Thanks to theBoardlist, former Kaiser Permanente executive Terhilda Garrido now serves on the board of CareMessage. She sat down with The Alumni Society to share her path to the boardroom.
As a founding board member of The Alumni Society, Terhilda Garrido knows just how much board membership can enhance both a company’s trajectory and an individual director’s professional life. Political leadership is important, she acknowledges, but many important decisions are also made in boardrooms, an area where Latinos are severely underrepresented.
“Approximately 2 percent of board seats in California are filled by Latinos today,” says the California-based professional. “Two percent. We are 40 percent of the California population. Even from a national standpoint, we are 18 percent of the US population. No matter how you cut it, there is a huge gap in leadership.”

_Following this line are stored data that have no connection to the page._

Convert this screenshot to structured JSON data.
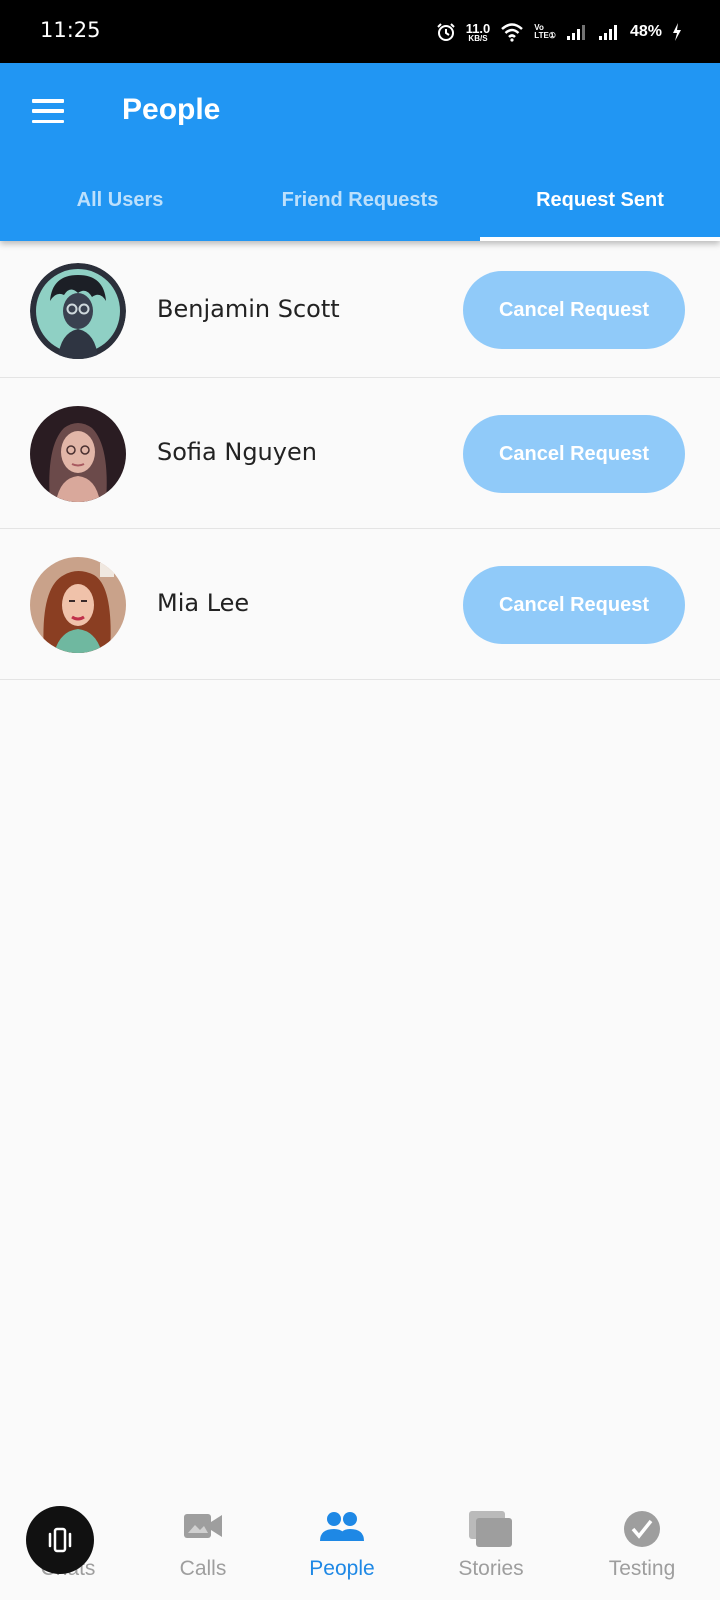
{
  "status_bar": {
    "time": "11:25",
    "net_speed_value": "11.0",
    "net_speed_unit": "KB/S",
    "volte_top": "Vo",
    "volte_bottom": "LTE①",
    "battery": "48%"
  },
  "app_bar": {
    "title": "People",
    "tabs": [
      {
        "label": "All Users",
        "active": false
      },
      {
        "label": "Friend Requests",
        "active": false
      },
      {
        "label": "Request Sent",
        "active": true
      }
    ]
  },
  "requests": [
    {
      "name": "Benjamin Scott",
      "action": "Cancel Request"
    },
    {
      "name": "Sofia Nguyen",
      "action": "Cancel Request"
    },
    {
      "name": "Mia Lee",
      "action": "Cancel Request"
    }
  ],
  "bottom_nav": [
    {
      "label": "Chats",
      "icon": "chat-icon",
      "active": false
    },
    {
      "label": "Calls",
      "icon": "video-camera-icon",
      "active": false
    },
    {
      "label": "People",
      "icon": "people-icon",
      "active": true
    },
    {
      "label": "Stories",
      "icon": "stories-icon",
      "active": false
    },
    {
      "label": "Testing",
      "icon": "check-circle-icon",
      "active": false
    }
  ],
  "colors": {
    "primary": "#2196f3",
    "button_disabled": "#90caf9",
    "nav_active": "#1e88e5",
    "nav_inactive": "#9e9e9e"
  }
}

Garrido saw her chance to help improve these numbers when she came across a fascinating board opportunity via theBoardlist. TheBoardlist, a network partner of The Alumni Society, serves as a candidate search service for companies that want to add diverse candidates to their boards of directors. While theBoardlist was originally founded in 2015 to help women executives secure board seats at traditionally male-dominated companies, the organization has since expanded to help companies find candidates from all underrepresented communities. Today, theBoardlist boasts 18,000 members and 7,000 companies and works with an additional 1,800 companies.
Garrido, a retired Kaiser Permanente executive who last served as the healthcare giant’s vice president of health IT transformation/analytics, now has her own consulting practice, Camino Advisors. She first became a member of theBoardlist in early 2019 after learning about the strategic alliance forged between The Alumni Society and theBoardlist, and later she underwent “a very thorough process” to be included in the company’s catalog of executives.
A few months later, theBoardlist alerted her to a board opening at patient engagement platform company CareMessage. As Garrido explains, CareMessage leverages technology, primarily text messaging, to help safety net organizations fulfill the essential needs of underserved populations. It is the nation’s largest patient engagement platform, serving 350 safety net organizations and reaching about seven million people across forty states. This aligned very well with her experience.
“Act accordingly. Play the part and seek your opportunities, because we need Latino leadership.”
“I had the fortune of being one of the executive leaders at Kaiser Permanente when we were going through a digital transformation,” she explains, adding that she helped oversee efforts such as the creation of a patient portal and the provision of secure messaging for patients.
Suffice to say Garrido was intrigued, and so theBoardlist included her on their roster of candidates for consideration. Soon, they made the introduction between her and CareMessage.
Garrido’s interview process kicked off with an informational phone call with a CareMessage administrator who told Garrido about the organization, the board interview process, and what CareMessage was looking for in a board member. This was followed by lunch with CEO Vineet Singal to discuss his vision for the organization and how Garrido could potentially contribute. From there, she met with two existing board members and learned about their strategy, why they were involved, the challenges they saw for the organization, and how she could contribute. The entire process took between four to six months, and Garrido was officially confirmed to the CareMessage Board of Directors in January 2020.
She is thrilled to use her expertise in a way that will benefit communities across the country, especially lower-income ones.
“There are healthcare organizations that are working on a shoestring, and they have lagged behind the digital transformation in healthcare,” she says. “CareMessage tries to address that gap. Unfortunately, that means a lot of that [work] has to do with people in lower-income communities, and that includes a lot of Latinos. The fact that they are trying to help bridge that gap, that digital technology gap, for groups that are not already included and don’t already have the advantages of this technology is what really was compelling. That, and the fact that there are just some really smart people that are very nice and trying to do the right thing. I’m very honored to be part of that group.”
Garrido’s primary piece of advice to peers who are interested in board memberships is to exhibit patience throughout the evaluation process and go at the pace the boards and organizations want to go. She also recommends networking and learning about how boards work. To this end, she highly recommends joining a nonprofit or charitable board, even if it operates on a small scale, just to gain a better understanding of how boards work and to learn about the structures of board meetings, the nature of working with audit committees, and more.
She also notes that board membership is a professional opportunity, so keeping things casual isn’t going to cut it for those who are serious about their board activity. Garrido’s own abuela, she says, underscored that truth for her.
“My grandmother always said, ‘Te tratan como te ven,’” she says. “Act accordingly. Play the part and seek your opportunities, because we need Latino leadership.”